Though we pass a couple of shacks with rickety docks, this section of the river is largely unpopulated and there aren’t any other boats out. After ten minutes or so, Andre eases up a bit. “There’s an inlet up here,” he yells, and sure enough, the bayou splits off ahead of us. He urges the boat into a sharp turn, and we travel through water that rapidly narrows and becomes more mucky. Then the waterway flares out, and soon it’s no longer clear where the shore ends and the water begins. Trees rise up out of green clumps that may be land or floating plants. Andre slows us down, then turns off the engine.
“Well,” he says, “it’s not the ocean, but it’s got its own kind of beauty.”
“It’s nice,” I say, but the truth is I can’t see these swamps as anything but a horrible place to die. “Do you take Jules out here?”
“Just once.” He laughs, the first lighthearted gesture I’ve seen from him all day. “He hated the wind in his hair.
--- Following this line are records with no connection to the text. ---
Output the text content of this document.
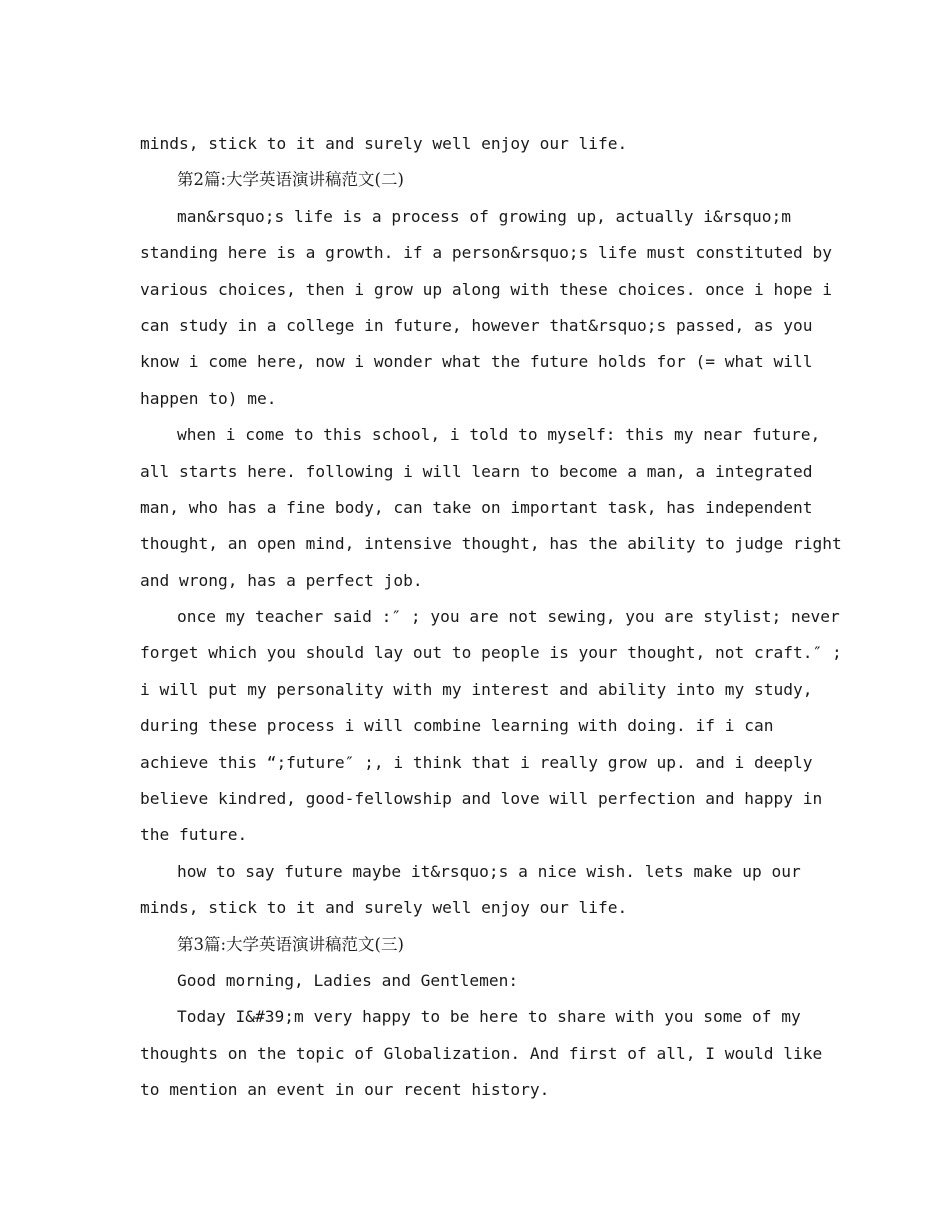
minds, stick to it and surely well enjoy our life.
第2篇:大学英语演讲稿范文(二)
man&rsquo;s life is a process of growing up, actually i&rsquo;m
standing here is a growth. if a person&rsquo;s life must constituted by
various choices, then i grow up along with these choices. once i hope i
can study in a college in future, however that&rsquo;s passed, as you
know i come here, now i wonder what the future holds for (= what will
happen to) me.
when i come to this school, i told to myself: this my near future,
all starts here. following i will learn to become a man, a integrated
man, who has a fine body, can take on important task, has independent
thought, an open mind, intensive thought, has the ability to judge right
and wrong, has a perfect job.
once my teacher said :″ ; you are not sewing, you are stylist; never
forget which you should lay out to people is your thought, not craft.″ ;
i will put my personality with my interest and ability into my study,
during these process i will combine learning with doing. if i can
achieve this “;future″ ;, i think that i really grow up. and i deeply
believe kindred, good-fellowship and love will perfection and happy in
the future.
how to say future maybe it&rsquo;s a nice wish. lets make up our
minds, stick to it and surely well enjoy our life.
第3篇:大学英语演讲稿范文(三)
Good morning, Ladies and Gentlemen:
Today I&#39;m very happy to be here to share with you some of my
thoughts on the topic of Globalization. And first of all, I would like
to mention an event in our recent history.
Doesn’t like convertibles, either.”
“Somehow that doesn’t surprise me.”
“He’s beautiful, isn’t he?” Andre smiles wistfully. “Oh thou, my lovely boy, who in thy power / Dost hold Time’s fickle glass, his sickle, hour.”
I raise my eyebrows.
“Shakespeare,” he says, and I remember that book of sonnets I found, wonder exactly how many times he read it. “Look, I understand why you’d think Jules is just some brainless boy toy, but that’s not how it is. I care about him.” His eyes don’t leave the water, but I imagine this admission is a fairly major one for him.